There will probably come a time when I really start to like Ticket to Paradise. It’s just not right now. The potential for it to grow on me is there, in the unquestionable chemistry between stars George Clooney and Julia Roberts, in their first silly romantic-comedy together. The situation these two megastars find them selves in is breezy, exotic, ridiculous, and yes, comforting. That it’s not very funny in the first viewing could someday be cured as background noise while doing household chores.
Let’s be honest; it doesn’t really matter what Ticket to Paradise is about. It follows ex-married couple turned bickering foes Georgia (Roberts) and David (Clooney). Following their daughter Lily’s (Kaitlyn Dever) graduation from college, they accompany the girl to the airport for a trip to Bali, a palette cleanser before she heads to law school. But while Lily is there she meets Gede (Maxime Bouttier), a local seaweed farmer who quickly wins her heart. A month later, they’re planning to be married, and mom and dad must put aside their differences to make sure their little girl doesn’t make the mistake of her life.
None of that really matters. Ticket to Paradise exists because we love Clooney and Roberts together. In particular, we like to watch them fight, then fall in love, fight some more, and fall in love all over again. That’s what this comedy from The Best Exotic Marigold Hotel and Mamma Mia 2‘s Ol Parker exists to give us. If you liked the way they vibed in Ocean’s 11 and even Money Monster, you’ll probably dig them here, too. Clooney and Roberts still have that classic movie star presence, with obvious familiarity working with one another. You can feel them leveling up in scenes when they are alone together. It’s like they know the weight is on them to deliver, and they make this film as enjoyable as they possibly can with very little help.
The problem is there isn’t much else to grapple with. There are some broad swings at humor but actual laughs are elusive. It’s a rough look having well-to-do white folks looking down on the uncultured Indonesian folks, whose language Georgia and David don’t understand and make little attempt to. Is it supposed to be funny when David looks like a blank idiot when Gede’s father tries to speak with him? And poor Billie Lourd has nothing to do but carry around a wad of condoms as Lily’s apparently promiscuous best friend Wren. Georgia has a much younger boyfriend (Lucas Bravo), an airline pilot whose thing is that he’s full of surprises. She hates surprises. It’s an ongoing gag that is never on but keeps on going. At least he gets bit by a snake, though? I think that was meant to be funny, too.

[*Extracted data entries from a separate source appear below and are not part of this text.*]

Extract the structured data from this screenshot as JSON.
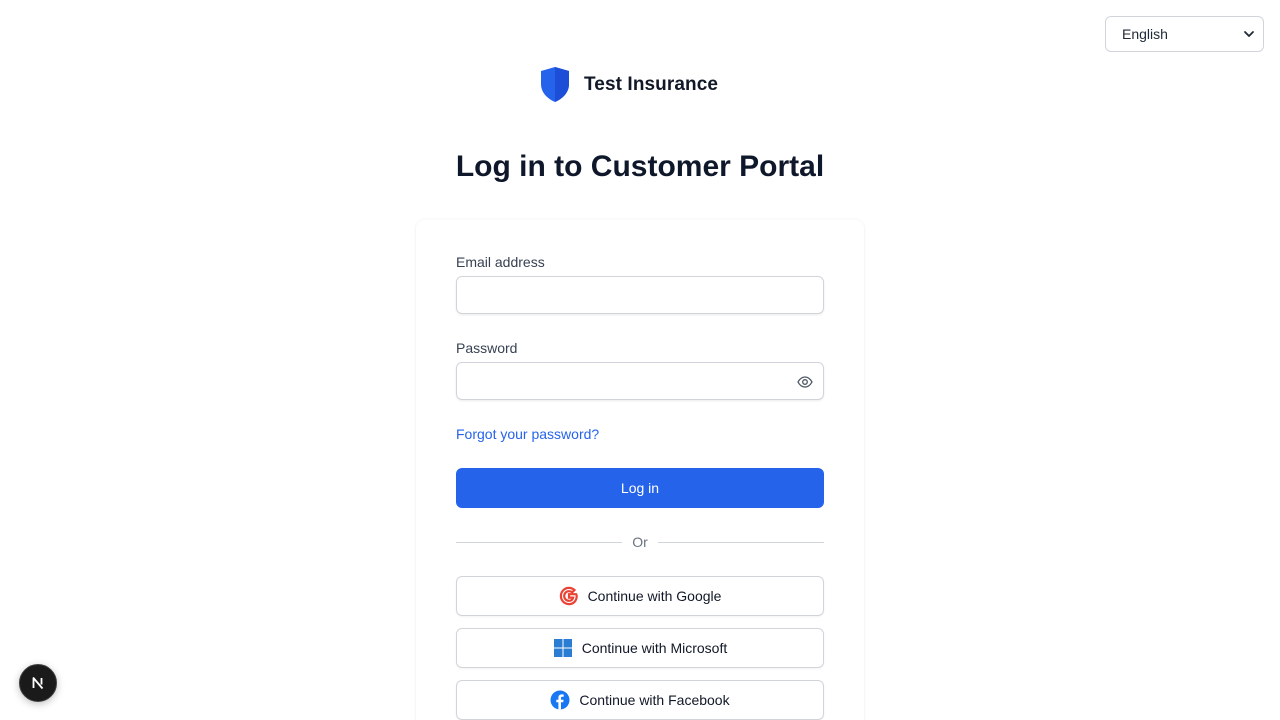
{
  "language": {
    "selected": "English"
  },
  "brand": {
    "name": "Test Insurance"
  },
  "page": {
    "title": "Log in to Customer Portal"
  },
  "form": {
    "email_label": "Email address",
    "email_value": "",
    "password_label": "Password",
    "password_value": "",
    "forgot_link": "Forgot your password?",
    "login_button": "Log in",
    "divider_text": "Or"
  },
  "social": {
    "google": "Continue with Google",
    "microsoft": "Continue with Microsoft",
    "facebook": "Continue with Facebook"
  },
  "colors": {
    "primary": "#2563eb",
    "heading": "#0f172a",
    "border": "#d1d5db"
  }
}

Sadly, Dever gets the short end of the stick, as well. A real comedic talent as we’ve seen in such films as Booksmart and the recent Rosaline, Dever’s Lily is bland in the way pretty much everyone in Ticket to Paradise is. It’s especially egregious with Lily because the entire plot is based around Georgia and David’s need to recognize her as an adult with agency of her own. But she rarely gets the opportunity to prove it and when she does it’s unconvincing.
Clooney and Roberts carry Ticket to Paradise as far as they possibly can. There’s nothing wrong with a low-stakes rom-com every now and then, but it’s also clear that stars of their magnitude deserve to be reunited for much better projects than this.
Ticket to Paradise opens in theaters on October 21st.